The Complement System in Age-Related Neuroinflammation – Fight Aging!
Some fraction of the chronic inflammation of aging derives from maladaptive reactions of the innate immune system to forms of molecular damage. That chronic inflammation then drives changes in cell behavior that lead to tissue dysfunction and structural alteration. All of the common age-related diseases have a strong inflammatory component, and are are accelerated and made worse by greater systemic inflammatory signaling. This is also true of neurodegenerative conditions and the state of inflammation in the brain.
The complement system, best known as a key arm of innate immunity, has gained attention as a major player in healthy central nervous system (CNS) biology based on its contributions to normal neuronal development, but also for its involvement in inflammatory processes within the CNS. Studies have revealed dysregulation of complement activation in various neurodegenerative and inflammatory conditions, including Alzheimer’s disease and multiple sclerosis. Interestingly, both beneficial and pathological activities of complement in the brain or spinal cord are majorly dependent on locally produced complement with limited involvement from the liver-derived circulating complement. This observation is in line with recent adjustments in our understanding of the complement system.
Initially, complement was thought to be a circulation- or vessel-operative system with only a simple role in mediating the detection and removal of bloodborne pathogens. Today, we acknowledge that the complement system is operative at different locations that span the vasculature, the extracellular space in tissues where it is critical in mediating protective tissue immunity, and within cells where it regulates basic cellular processes. The functional reach of complement allows it to directly modulate innate and adaptive immune responses and the behavior of non-immune cells, both during homeostasis and in response to danger-associated molecular patterns (DAMPs) and other noxious triggers. Furthermore, complement has emerged as a key mediator of tissue homeostasis, repair, and regeneration and as such is also involved in the molecular pathways underlying resolution of CNS inflammation and remyelination of neurons after myelin sheath loss, for example, in multiple sclerosis.

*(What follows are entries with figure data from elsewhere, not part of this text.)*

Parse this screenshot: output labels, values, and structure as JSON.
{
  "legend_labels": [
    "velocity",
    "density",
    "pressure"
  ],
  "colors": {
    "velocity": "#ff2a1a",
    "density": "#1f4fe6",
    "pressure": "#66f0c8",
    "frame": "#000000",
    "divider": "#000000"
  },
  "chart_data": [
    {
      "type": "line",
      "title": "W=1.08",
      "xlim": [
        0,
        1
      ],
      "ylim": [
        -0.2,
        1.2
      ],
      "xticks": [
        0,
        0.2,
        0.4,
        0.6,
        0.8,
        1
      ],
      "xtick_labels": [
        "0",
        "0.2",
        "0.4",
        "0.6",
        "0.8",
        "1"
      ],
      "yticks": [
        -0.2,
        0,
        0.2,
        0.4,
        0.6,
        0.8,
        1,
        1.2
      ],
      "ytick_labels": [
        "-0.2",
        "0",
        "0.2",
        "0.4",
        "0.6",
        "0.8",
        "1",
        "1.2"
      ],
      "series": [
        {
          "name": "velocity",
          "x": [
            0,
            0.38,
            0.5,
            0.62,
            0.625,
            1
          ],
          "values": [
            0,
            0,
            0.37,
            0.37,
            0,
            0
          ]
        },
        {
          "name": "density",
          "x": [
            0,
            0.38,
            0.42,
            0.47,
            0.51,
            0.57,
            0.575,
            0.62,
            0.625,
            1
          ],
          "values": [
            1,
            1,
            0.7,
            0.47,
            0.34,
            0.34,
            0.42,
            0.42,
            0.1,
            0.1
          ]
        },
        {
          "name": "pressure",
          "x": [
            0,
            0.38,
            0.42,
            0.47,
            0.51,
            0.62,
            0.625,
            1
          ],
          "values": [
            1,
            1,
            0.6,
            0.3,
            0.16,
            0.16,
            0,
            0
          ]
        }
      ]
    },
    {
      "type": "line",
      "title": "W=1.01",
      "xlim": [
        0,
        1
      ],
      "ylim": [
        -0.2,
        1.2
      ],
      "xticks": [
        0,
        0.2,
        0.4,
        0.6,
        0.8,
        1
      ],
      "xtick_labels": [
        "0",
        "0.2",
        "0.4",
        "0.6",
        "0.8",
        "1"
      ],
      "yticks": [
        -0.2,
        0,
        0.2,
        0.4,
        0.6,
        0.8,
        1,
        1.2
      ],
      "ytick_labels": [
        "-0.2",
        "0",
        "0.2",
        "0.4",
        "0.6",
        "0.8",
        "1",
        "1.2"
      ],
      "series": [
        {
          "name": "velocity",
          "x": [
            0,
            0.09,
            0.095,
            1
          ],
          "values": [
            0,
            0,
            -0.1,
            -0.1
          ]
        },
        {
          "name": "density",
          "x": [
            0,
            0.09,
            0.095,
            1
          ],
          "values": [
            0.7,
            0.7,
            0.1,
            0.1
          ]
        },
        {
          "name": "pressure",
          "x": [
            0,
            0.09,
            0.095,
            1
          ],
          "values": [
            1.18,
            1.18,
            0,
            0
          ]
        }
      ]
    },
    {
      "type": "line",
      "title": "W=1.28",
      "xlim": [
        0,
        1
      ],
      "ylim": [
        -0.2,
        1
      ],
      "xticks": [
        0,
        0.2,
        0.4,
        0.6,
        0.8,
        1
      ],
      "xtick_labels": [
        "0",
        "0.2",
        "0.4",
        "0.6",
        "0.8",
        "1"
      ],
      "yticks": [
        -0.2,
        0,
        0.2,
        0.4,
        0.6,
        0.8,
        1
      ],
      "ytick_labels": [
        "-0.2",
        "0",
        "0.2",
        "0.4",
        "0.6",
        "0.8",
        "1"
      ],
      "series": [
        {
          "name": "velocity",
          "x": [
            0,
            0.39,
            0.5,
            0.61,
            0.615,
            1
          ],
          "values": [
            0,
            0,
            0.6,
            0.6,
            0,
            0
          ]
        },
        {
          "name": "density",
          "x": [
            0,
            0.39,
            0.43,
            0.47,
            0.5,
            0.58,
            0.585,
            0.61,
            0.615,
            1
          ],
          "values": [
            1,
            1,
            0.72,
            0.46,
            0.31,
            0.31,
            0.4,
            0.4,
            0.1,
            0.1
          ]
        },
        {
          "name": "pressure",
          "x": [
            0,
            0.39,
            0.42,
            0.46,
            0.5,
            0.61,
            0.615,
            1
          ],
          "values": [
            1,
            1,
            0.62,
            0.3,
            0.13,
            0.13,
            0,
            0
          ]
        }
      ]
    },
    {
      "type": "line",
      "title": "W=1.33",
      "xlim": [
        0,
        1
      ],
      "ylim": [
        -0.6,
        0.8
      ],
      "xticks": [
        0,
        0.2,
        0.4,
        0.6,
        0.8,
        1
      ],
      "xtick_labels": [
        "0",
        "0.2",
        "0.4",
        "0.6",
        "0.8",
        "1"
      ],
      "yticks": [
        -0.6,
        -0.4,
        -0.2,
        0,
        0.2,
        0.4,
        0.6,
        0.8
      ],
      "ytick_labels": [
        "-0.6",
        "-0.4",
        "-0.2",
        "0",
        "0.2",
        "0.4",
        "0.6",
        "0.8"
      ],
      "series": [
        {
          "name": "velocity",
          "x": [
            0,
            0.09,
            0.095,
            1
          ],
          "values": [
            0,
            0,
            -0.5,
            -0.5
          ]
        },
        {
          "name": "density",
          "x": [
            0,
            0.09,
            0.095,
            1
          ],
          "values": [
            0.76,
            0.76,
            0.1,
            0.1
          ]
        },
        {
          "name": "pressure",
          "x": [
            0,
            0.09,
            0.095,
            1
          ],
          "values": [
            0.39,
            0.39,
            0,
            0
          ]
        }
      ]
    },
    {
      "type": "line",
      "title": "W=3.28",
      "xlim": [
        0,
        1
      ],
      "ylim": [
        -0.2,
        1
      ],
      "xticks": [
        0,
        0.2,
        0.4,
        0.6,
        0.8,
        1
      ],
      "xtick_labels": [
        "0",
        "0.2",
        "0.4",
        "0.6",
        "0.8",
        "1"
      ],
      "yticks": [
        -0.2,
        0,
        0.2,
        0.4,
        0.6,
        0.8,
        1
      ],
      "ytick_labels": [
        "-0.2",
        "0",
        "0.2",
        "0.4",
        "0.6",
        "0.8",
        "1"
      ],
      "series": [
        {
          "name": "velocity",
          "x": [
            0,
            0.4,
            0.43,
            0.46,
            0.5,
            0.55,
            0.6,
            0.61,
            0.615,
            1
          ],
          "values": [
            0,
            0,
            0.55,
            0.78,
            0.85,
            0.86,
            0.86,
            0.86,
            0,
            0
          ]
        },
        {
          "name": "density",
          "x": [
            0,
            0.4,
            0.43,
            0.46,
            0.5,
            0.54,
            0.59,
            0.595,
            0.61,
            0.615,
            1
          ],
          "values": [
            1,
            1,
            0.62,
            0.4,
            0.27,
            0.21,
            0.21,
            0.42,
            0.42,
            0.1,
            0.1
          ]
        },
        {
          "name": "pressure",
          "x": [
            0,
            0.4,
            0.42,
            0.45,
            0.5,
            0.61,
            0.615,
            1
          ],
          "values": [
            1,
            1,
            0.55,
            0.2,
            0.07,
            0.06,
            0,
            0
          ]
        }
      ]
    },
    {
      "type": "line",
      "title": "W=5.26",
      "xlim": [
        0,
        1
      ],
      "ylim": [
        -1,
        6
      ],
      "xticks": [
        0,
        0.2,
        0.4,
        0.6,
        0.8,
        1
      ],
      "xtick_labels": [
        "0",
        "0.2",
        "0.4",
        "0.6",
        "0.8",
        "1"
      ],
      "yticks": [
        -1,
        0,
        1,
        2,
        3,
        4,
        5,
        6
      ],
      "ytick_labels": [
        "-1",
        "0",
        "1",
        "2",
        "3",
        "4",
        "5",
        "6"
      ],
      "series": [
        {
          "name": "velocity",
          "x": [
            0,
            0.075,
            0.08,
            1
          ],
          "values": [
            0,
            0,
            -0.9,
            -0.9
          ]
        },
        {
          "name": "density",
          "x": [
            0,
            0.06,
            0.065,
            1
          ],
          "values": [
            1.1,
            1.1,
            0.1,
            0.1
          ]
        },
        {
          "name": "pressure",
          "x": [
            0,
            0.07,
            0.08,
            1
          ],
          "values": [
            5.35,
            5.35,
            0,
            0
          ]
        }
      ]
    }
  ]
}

Here, we will give a condensed overview of the known sources and roles of complement components in normal CNS function, such as neuronal development and nerve pruning, as well as in disease pathologies contributing to neurodegenerative or neuroinflammatory pathogeneses, and processes that may aid in the resolution or repair of CNS tissue injury. We will conclude with a summary on emerging areas of new complement locations and activities that we suggest could be important in CNS pathologies, such as the intracellularly active complement system and its tight association with the control of single cell physiology and a potential connection between viral infections, complement, and neuroinflammation.